Chauvin had responsibility to re-evaluate use of force: expert witness
Earlier in the day, court heard from Stiger, appearing as a paid prosecution witness providing expert testimony on use of force, say that Chauvin had a responsibility to re-evaluate pressing his knee into Floyd’s neck during their encounter as the health of the 46-year old Black man was clearly “deteriorating.”
Stiger had testified the day before that the pressure being exerted on Floyd was excessive and could cause positional asphyxia and lead to death. On Wednesday he reaffirmed that the force Chauvin used on Floyd was “not objectively reasonable.”
Prosecutor Steve Schleicher asked Stiger whether Chauvin had an obligation to take into account the distress Floyd was displaying when considering whether to continue the type of force he was applying.

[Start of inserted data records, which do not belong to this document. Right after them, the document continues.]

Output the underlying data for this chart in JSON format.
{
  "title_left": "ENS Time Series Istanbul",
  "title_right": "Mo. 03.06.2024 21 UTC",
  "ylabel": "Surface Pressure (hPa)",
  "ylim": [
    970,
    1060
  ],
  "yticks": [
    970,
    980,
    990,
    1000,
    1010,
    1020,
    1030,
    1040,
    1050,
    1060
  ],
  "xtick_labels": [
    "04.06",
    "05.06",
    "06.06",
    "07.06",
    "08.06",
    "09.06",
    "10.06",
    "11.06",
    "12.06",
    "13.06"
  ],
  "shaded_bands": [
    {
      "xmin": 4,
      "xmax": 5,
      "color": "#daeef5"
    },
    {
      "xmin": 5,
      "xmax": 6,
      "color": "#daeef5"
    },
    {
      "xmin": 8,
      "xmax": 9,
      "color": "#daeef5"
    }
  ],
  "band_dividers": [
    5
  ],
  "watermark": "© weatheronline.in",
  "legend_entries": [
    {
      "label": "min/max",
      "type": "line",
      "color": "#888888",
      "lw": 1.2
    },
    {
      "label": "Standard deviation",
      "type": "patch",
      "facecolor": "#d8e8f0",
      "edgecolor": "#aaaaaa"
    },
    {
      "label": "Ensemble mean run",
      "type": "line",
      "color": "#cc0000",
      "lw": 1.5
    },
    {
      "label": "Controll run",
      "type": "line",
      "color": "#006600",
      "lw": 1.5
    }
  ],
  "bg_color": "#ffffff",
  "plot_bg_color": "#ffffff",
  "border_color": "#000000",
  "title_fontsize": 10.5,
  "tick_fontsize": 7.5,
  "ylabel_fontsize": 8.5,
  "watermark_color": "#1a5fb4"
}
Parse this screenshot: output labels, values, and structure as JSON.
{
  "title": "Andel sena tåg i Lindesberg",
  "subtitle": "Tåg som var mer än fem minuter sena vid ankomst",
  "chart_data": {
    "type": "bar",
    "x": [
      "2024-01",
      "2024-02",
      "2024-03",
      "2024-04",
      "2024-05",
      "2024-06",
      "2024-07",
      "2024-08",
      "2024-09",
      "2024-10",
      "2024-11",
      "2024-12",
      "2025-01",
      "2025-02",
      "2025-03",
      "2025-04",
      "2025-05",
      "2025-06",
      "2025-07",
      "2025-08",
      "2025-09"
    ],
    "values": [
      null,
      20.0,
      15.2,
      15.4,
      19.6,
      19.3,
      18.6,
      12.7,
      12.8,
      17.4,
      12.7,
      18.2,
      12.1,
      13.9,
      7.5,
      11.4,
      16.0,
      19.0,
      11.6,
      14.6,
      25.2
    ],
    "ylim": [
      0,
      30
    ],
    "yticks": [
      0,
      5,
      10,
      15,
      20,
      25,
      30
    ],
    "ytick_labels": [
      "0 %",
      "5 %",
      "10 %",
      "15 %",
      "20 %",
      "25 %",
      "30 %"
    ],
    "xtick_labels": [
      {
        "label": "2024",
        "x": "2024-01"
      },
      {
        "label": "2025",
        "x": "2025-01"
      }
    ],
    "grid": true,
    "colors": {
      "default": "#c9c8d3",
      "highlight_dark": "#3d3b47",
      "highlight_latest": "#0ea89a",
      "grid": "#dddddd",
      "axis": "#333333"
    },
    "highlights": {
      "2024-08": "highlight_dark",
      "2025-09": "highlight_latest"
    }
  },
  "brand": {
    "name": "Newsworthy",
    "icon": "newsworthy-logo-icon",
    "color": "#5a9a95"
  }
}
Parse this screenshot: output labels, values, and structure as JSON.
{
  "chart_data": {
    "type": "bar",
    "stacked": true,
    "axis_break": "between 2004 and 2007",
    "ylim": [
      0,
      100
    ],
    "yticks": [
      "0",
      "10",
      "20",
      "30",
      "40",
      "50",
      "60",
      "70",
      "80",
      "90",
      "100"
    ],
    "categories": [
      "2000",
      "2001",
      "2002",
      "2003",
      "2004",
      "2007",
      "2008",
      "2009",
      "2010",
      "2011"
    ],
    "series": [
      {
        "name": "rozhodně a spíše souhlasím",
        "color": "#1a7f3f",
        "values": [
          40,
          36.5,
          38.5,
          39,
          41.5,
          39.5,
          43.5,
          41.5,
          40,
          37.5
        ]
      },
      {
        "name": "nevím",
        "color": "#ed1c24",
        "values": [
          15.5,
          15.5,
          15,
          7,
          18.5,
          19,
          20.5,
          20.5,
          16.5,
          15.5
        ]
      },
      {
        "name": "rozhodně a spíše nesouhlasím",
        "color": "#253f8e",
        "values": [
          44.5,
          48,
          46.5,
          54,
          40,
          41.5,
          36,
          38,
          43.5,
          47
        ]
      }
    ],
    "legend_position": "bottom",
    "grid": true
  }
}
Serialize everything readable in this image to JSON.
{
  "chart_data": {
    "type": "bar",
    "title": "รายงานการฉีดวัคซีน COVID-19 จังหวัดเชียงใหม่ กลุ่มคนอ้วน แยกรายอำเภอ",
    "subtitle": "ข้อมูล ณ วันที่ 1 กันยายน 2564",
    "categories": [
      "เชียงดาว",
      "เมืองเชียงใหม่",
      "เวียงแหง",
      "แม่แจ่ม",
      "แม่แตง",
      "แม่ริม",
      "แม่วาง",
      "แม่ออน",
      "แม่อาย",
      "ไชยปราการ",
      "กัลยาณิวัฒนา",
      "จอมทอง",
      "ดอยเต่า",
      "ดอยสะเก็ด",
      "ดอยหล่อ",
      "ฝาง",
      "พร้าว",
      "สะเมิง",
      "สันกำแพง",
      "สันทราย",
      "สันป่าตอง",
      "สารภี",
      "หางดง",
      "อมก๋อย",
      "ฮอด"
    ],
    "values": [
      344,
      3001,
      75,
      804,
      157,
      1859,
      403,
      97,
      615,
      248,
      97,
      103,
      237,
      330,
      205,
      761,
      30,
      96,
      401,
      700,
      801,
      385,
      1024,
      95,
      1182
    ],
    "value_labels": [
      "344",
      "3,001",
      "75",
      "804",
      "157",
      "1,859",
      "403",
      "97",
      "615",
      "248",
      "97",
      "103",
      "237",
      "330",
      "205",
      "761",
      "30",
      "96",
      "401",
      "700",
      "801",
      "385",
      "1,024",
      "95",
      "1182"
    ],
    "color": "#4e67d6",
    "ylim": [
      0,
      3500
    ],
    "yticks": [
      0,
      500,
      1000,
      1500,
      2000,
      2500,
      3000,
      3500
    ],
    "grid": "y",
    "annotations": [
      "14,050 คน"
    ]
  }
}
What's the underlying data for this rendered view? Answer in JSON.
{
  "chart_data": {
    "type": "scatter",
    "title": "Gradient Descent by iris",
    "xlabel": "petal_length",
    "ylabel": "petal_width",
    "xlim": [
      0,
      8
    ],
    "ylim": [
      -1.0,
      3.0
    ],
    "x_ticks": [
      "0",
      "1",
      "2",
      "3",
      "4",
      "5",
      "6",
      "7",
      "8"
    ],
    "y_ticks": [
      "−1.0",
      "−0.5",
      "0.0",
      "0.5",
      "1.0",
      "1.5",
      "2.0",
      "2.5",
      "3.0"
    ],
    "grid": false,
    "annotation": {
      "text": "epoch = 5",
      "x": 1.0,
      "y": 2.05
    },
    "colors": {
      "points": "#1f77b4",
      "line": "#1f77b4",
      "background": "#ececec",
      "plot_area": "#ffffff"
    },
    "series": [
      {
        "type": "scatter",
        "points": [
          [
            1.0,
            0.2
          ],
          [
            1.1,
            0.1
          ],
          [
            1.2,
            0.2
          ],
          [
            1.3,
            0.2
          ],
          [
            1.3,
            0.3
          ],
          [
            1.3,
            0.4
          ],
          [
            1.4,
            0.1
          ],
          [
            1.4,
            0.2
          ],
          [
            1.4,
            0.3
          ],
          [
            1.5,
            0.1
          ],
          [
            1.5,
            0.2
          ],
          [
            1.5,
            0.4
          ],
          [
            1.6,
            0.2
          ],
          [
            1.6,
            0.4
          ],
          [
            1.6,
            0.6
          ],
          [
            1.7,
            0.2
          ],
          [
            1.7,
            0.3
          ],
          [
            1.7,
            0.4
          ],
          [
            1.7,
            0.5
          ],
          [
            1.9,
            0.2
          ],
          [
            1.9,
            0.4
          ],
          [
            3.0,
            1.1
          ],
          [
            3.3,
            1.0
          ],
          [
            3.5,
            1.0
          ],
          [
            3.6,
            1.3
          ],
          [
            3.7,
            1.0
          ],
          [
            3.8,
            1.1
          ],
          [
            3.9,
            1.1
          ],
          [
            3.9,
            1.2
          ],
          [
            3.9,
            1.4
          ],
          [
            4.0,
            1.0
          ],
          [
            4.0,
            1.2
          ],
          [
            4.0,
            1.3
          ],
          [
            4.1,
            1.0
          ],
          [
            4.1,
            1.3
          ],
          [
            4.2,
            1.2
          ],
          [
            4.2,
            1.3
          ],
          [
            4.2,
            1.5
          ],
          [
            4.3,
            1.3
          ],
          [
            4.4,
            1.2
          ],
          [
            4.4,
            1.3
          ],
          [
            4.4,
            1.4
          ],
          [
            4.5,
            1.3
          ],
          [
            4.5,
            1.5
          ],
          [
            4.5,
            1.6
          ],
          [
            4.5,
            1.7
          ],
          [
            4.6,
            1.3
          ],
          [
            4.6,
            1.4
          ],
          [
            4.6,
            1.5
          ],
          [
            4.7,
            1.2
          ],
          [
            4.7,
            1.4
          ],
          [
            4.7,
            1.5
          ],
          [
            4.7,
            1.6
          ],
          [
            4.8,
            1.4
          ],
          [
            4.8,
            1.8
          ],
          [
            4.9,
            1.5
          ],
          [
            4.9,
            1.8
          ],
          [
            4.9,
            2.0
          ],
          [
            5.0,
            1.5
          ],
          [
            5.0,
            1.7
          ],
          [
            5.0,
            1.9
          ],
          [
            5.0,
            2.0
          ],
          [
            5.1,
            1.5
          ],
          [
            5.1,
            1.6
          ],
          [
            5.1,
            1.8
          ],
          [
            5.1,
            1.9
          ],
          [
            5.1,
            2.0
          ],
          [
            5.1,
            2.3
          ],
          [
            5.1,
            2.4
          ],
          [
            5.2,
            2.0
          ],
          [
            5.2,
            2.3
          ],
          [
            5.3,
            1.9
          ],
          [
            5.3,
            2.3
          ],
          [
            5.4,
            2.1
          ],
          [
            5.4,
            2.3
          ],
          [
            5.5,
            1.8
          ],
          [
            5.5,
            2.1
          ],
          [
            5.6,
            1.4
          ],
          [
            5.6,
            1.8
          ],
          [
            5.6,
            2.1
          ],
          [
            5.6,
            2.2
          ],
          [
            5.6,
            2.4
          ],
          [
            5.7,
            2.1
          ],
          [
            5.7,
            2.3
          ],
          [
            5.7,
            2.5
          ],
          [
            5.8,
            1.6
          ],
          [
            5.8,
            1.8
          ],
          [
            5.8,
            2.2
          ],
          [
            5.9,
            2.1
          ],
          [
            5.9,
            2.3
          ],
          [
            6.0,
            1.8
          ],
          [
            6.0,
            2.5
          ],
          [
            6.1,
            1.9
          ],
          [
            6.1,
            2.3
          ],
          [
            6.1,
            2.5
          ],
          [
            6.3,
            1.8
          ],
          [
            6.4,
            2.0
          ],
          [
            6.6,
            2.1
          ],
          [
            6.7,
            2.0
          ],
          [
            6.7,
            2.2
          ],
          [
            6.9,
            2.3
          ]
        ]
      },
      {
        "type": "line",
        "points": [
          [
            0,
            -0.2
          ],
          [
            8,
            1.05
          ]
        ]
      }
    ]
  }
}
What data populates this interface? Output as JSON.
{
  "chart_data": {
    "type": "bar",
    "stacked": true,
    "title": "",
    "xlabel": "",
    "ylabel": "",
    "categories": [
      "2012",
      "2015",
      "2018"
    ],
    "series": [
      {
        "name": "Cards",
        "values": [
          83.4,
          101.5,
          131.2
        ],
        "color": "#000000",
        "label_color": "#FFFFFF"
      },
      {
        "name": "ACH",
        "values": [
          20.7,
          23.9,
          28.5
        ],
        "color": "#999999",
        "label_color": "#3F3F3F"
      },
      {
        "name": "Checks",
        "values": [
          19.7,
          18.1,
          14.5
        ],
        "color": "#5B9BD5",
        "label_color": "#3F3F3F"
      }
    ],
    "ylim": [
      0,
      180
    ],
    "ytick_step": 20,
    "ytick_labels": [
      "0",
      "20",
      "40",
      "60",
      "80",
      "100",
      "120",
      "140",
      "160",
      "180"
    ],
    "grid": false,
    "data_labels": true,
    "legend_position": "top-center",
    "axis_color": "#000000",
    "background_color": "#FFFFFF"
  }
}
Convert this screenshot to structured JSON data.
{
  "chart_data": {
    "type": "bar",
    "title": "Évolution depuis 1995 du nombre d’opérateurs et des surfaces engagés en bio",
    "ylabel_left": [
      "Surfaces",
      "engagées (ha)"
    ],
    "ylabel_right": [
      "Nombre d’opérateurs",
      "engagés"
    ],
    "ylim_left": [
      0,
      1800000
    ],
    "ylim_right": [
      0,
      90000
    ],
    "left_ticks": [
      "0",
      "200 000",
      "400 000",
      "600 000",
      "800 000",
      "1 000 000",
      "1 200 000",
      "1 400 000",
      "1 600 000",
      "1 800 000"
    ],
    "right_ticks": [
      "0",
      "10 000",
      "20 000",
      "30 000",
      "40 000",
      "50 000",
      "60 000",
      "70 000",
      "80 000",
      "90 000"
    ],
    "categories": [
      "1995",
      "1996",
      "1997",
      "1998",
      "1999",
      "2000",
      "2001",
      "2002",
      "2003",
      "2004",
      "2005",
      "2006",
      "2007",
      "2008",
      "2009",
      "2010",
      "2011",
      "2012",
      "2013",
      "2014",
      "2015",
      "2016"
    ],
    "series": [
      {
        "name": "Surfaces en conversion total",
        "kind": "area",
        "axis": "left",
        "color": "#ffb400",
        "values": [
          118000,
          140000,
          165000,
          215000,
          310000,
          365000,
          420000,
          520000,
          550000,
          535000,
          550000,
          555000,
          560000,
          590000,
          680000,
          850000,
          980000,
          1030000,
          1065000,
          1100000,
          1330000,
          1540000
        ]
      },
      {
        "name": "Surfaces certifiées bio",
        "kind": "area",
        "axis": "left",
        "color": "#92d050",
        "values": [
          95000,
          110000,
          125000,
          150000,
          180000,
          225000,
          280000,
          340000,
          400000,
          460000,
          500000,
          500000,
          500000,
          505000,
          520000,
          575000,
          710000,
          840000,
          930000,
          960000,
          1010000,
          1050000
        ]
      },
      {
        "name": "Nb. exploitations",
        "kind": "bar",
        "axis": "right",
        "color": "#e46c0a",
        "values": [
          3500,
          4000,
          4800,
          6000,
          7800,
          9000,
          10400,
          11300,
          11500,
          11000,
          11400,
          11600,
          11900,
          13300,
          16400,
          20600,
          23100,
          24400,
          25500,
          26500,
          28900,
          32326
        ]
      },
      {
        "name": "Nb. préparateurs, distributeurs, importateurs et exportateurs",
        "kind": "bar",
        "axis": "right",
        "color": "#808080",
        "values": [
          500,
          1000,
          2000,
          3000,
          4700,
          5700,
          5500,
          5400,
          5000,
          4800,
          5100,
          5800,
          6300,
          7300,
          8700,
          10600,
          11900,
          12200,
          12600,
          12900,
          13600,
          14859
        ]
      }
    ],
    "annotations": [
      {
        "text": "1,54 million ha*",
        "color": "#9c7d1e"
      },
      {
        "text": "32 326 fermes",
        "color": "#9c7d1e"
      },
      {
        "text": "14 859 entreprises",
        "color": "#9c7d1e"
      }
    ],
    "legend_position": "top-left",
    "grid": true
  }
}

“Absolutely. As the time went on … his health was deteriorating,” Stiger said. “His breath was getting lower. His tone of voice was getting lower. His movements were starting to cease.
“So at that point, as on officer on scene, you have a responsibility to realize, ‘OK, something is not right. Something has changed drastically from what was occurring earlier.’ So therefore, you have responsibility to take some type of action.”
During cross-examination, Chauvin’s lawyer asked a question he has posed to other witnesses — whether there are times when a suspect can fake the need for medical attention. Stiger agreed there were.
Obligated to believe
But when asked by the prosecutor whether an officer can “opt not to believe” the detained individual, Stiger said an officer is still obligated to believe them.
“That’s part of our duty,” he said.
Stiger also testified that Chauvin knelt on Floyd’s neck or neck area from the time officers put Floyd on the ground until paramedics arrived.
“That particular force did not change during the entire restraint period?” Schleicher asked as he showed the jury a composite image of five photos taken from various bystander and body-cam videos of the arrest.
“Correct,” Stiger replied.
But Nelson was able to get Stiger to agree with a number of statements. Stiger agreed with Nelson, for example, that an officer’s actions must be viewed from the point of view of a reasonable officer on the scene, not in hindsight.
He also agreed that a not-risky situation can suddenly escalate and that a person in handcuffs can still pose a threat to an officer.
Stiger also agreed that when Chauvin arrived at the scene and saw officers struggling to get him in the back seat of the squad car, it would have been within police policy guidelines for Chauvin to have stunned Floyd with a Taser.
And he agreed with Nelson that sometimes the use of force “looks really bad” but is still lawful.